Sunday, March 7, 2010

My Meals: 3/7/10

Breakfast

Okay, wanted to show you all how I use sea vegetables.  I get them from Larch Hanson's Maine Seaweed Company.   One spring about 30 years ago, I spent a few months in Maine working with Larch as an apprentice.  He gave me room and board and I helped him harvest seaweeds, about 1500 to 3000 pounds a day, by hand.  Grueling work done at low tide once or twice daily in very cold Atlantic waters.
 Harvesting Alaria.  Maine Seaweed Co.

We would go in a sauna to get hot, then put on a wet suit, then take the boats Larch built (and finished in nontoxic vegetable oil) out to sea to harvest kelp or alaria (on rock outcrops).  After we collected the many baskets full (below) and the tide had risen, we returned to land, and hung the seaweed to dry.  Then we might get a few hours of rest before the next low tide.
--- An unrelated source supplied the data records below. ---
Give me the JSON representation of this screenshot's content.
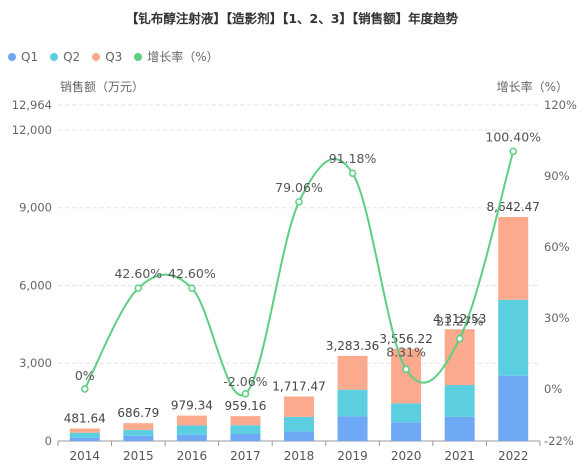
{
  "title": "【钆布醇注射液】【造影剂】【1、2、3】【销售额】年度趋势",
  "legend": [
    {
      "name": "Q1",
      "color": "#6fa8f5"
    },
    {
      "name": "Q2",
      "color": "#5bcfe0"
    },
    {
      "name": "Q3",
      "color": "#fbaa8e"
    },
    {
      "name": "增长率（%）",
      "color": "#5ccf82"
    }
  ],
  "chart_data": {
    "type": "bar",
    "categories": [
      "2014",
      "2015",
      "2016",
      "2017",
      "2018",
      "2019",
      "2020",
      "2021",
      "2022"
    ],
    "series": [
      {
        "name": "Q1",
        "type": "bar",
        "stack": "total",
        "color": "#6fa8f5",
        "values": [
          130,
          200,
          240,
          270,
          370,
          950,
          720,
          930,
          2520
        ]
      },
      {
        "name": "Q2",
        "type": "bar",
        "stack": "total",
        "color": "#5bcfe0",
        "values": [
          190,
          230,
          360,
          340,
          560,
          1030,
          730,
          1230,
          2930
        ]
      },
      {
        "name": "Q3",
        "type": "bar",
        "stack": "total",
        "color": "#fbaa8e",
        "values": [
          161.64,
          256.79,
          379.34,
          349.16,
          787.47,
          1303.36,
          2106.22,
          2152.53,
          3192.47
        ]
      },
      {
        "name": "增长率（%）",
        "type": "line",
        "axis": "right",
        "color": "#5ccf82",
        "values": [
          0,
          42.6,
          42.6,
          -2.06,
          79.06,
          91.18,
          8.31,
          21.27,
          100.4
        ]
      }
    ],
    "totals": [
      481.64,
      686.79,
      979.34,
      959.16,
      1717.47,
      3283.36,
      3556.22,
      4312.53,
      8642.47
    ],
    "total_labels": [
      "481.64",
      "686.79",
      "979.34",
      "959.16",
      "1,717.47",
      "3,283.36",
      "3,556.22",
      "4,312.53",
      "8,642.47"
    ],
    "growth_labels": [
      "0%",
      "42.60%",
      "42.60%",
      "-2.06%",
      "79.06%",
      "91.18%",
      "8.31%",
      "21.27%",
      "100.40%"
    ],
    "ylabel_left": "销售额（万元）",
    "ylabel_right": "增长率（%）",
    "ylim_left": [
      0,
      12964
    ],
    "ylim_right": [
      -22,
      120
    ],
    "yticks_left": [
      0,
      3000,
      6000,
      9000,
      12000,
      12964
    ],
    "yticks_left_labels": [
      "0",
      "3,000",
      "6,000",
      "9,000",
      "12,000",
      "12,964"
    ],
    "yticks_right": [
      -22,
      0,
      30,
      60,
      90,
      120
    ],
    "yticks_right_labels": [
      "-22%",
      "0%",
      "30%",
      "60%",
      "90%",
      "120%"
    ],
    "grid": true,
    "legend_position": "top-left"
  }
}
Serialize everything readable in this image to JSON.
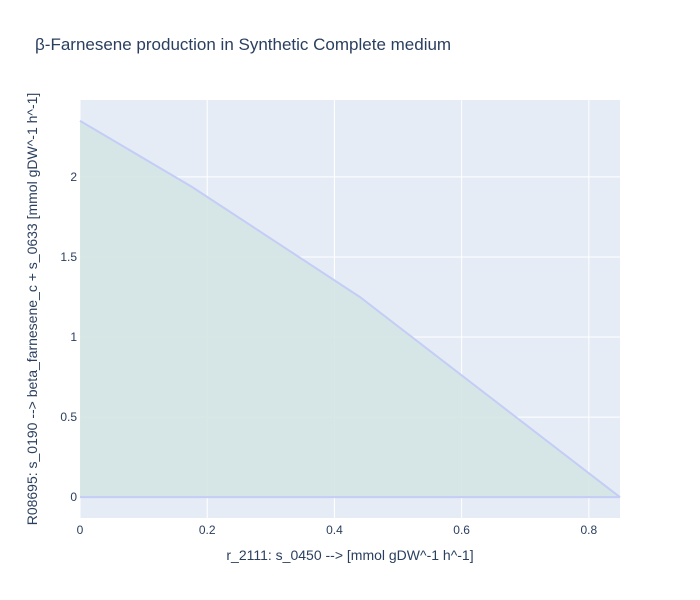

 Alaria in baskets.  Maine Seaweed Co.

Anyway, seaweeds provide a myriad of trace minerals including very important iodide.  I made chili and in this picture you see the seaweed strips lying atop the chili at then end of the long slow cook (about 5 hours).  I just stir them in and they break into little pieces.



The chili recipe (about 4 servings):

1 yellow onion chopped
1 jalepeno pepper chopped
~1 cup loosely packed cilantro chopped
3 cloves garlic chopped
4 T olive oil

2 lbs. grass-fed ground beef
14 ounces canned crushed tomatoes
1 T chili powder
1 T cumin
1 T Hungarian paprika
1 T dried Mexican oregano
1 T Wright's Liquid Smoke HIckory Seasoning
2 strips of digitata kelp, each about 10 inches long

juice of ½ small lemon
2 T arrowroot

I heated the olive oil and added the first four ingredients to sauté until they soaked up much of the oil.  Then I added the beef, tomatoes, chili, cumin, paprika, and oregano.  I brought it all to boil then simmered about 5 hours on very low heat.  Then I refrigerated about 6 hours (overnight).  Then I reheated, and as it warmed up, I juiced the lemon and mixed the juice with the arrowroot.  Next I stirred the lemon-arrowroot mixture into the hot chili and stirred constantly as it thickened.

I ate a large bowl of it (about ¼ of the recipe) for breakfast with vegetables, an apple, and a bowl of ½ cup walnuts mixed with ¼ cup raisins (not pictured).



Lunch



Pollo asada (1/2 pound chicken thigh)
Yukon gold potato
Stir-fry of broccoli, scallions, and red pepper in olive oil
Blueberry ice cream (recipe below)



Instant Blueberry Ice Cream

1 serving

½ cup coconut milk
2 tsp. honey
½ teaspoon dried ginger powder
1 cup frozen blueberries

Put coconut milk in blender.  Add honey and ginger.  Turn on blender on “blend” speed and gradually add blueberries.  It will thicken to a slightly runny soft serve.  Pour out of blender and consume immediately.

In some future post I will show you how to make an instant soft-serve that is really fluffy.